2. Weiter unterliegt der Adhäsionsausspruch schon deshalb und ohne materielle Prüfung des geltend gemachten Anspruchs der Aufhebung, weil ein den Anforderungen des § 404 Abs. 1 Satz 2 StPO entsprechender Antrag nicht gestellt ist. Er enthält keine hinreichenden Angaben zu den tatsächlichen Umständen, aus denen der geltend gemachte Anspruch hergeleitet wird. Dies ist auf die allgemeine Sachrüge im Revisionsverfahren zu beachten (BGH, Beschluss vom 11. Oktober 2007 - 3 StR 426/07, StV 2008, 127 mwN). Da ein prozessordnungsgemäßer Antrag innerhalb der Frist des § 404 Abs. 1 Satz 1 StPO nach Aufhebung und Zurückverweisung noch nachgeholt werden kann, sieht der Senat von einer eigenen Entscheidung nach § 406 Abs. 1 Satz 3 StPO ab (BGH, Beschluss vom 11. Oktober 2007 - 3 StR 426/07, StV 2008, 127).

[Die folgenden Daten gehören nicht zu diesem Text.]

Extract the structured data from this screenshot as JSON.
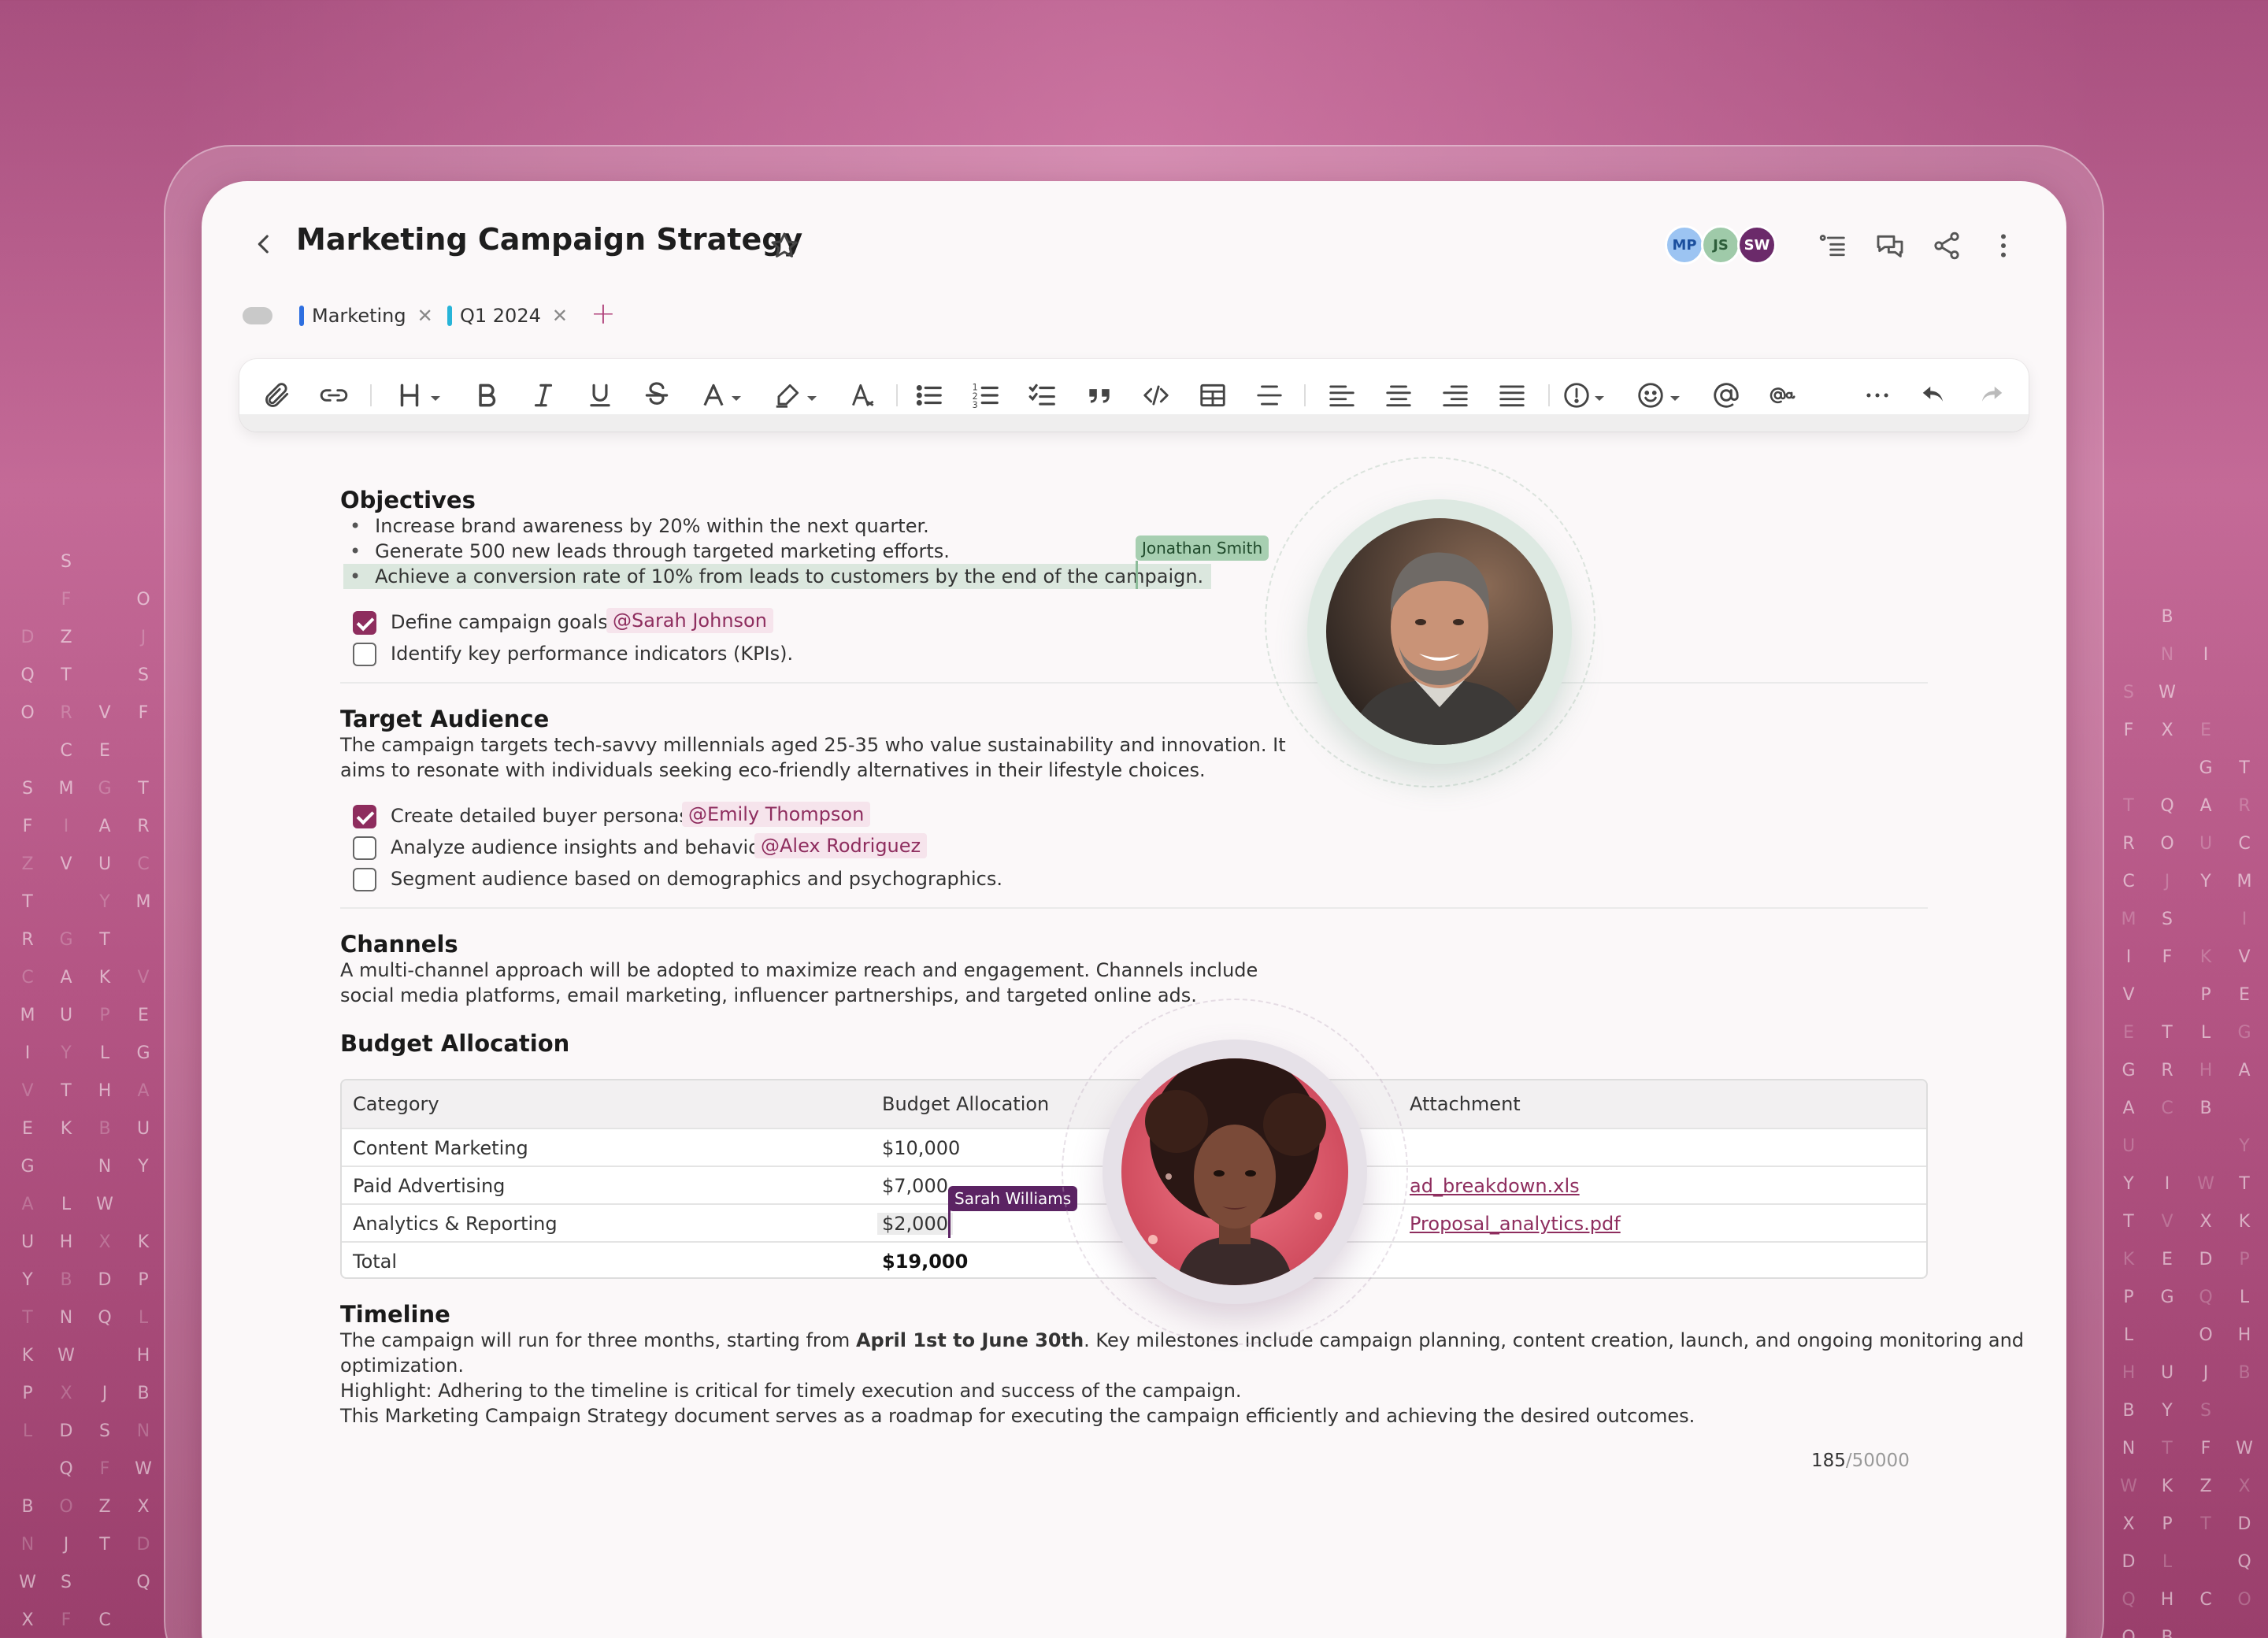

3. Der neue Tatrichter wird bei seiner Entscheidung zu berücksichtigen haben, dass das Urteil die Anklage nicht erschöpft, weil über zwei Fälle der sexuellen Nötigung in Tateinheit mit sexuellem Missbrauch von Kindern zwischen März 1990 und Oktober 1992 im Zusammenhang mit Übernachtungen der Nebenklägerin im Ehebett (Manipulationen der Nebenklägerin am Penis des Angeklagten) und über einen weiteren, durch das Sitzen der Nebenklägerin auf der Toilette gekennzeichneten Fall ab dem 1. November 1992 im Badezimmer eine Entscheidung weder im Sinne einer Verurteilung noch im Sinne eines Freispruchs getroffen ist. Weil es an einer Sachentscheidung fehlt, erfasst das Rechtsmittel des Angeklagten, das sich nur gegen das ergangene Urteil richten kann, diese Taten nicht. Dem Senat ist es verwehrt, insoweit eine Entscheidung zu treffen (BGH, Beschluss vom 25. Juni 1993 - 3 StR 304/93, BGHR StPO § 260 Urteilsspruch 1); diese wird vielmehr der neue Tatrichter nachzuholen haben.

4. Der Antrag der Nebenklägerin, die Nebenklage für das Revisionsverfahren zuzulassen, ist gegenstandslos. Die Nebenklägerin hat ihren Beitritt zum Verfahren mit Schriftsatz vom 15. Januar 2010 eindeutig erklärt, die Anschlusserklärung ist mit ihrem Eingang bei Gericht am 18. Januar 2010 wirksam geworden. Das Landgericht hat mit Beschluss vom 11. Februar 2010 die Berechtigung zum Anschluss als Nebenklägerin im Sinne der § 395 Abs. 1 Nr. 1, § 396 Abs. 2 Satz 1 StPO festgestellt. Diese Feststellung wirkt bis zum rechtskräftigen Abschluss des Verfahrens fort und erstreckt sich somit auch auf die Revisionsinstanz (BGH, Beschluss vom 27. Januar 2009 - 3 StR 592/08, NStZ-RR 2009, 253).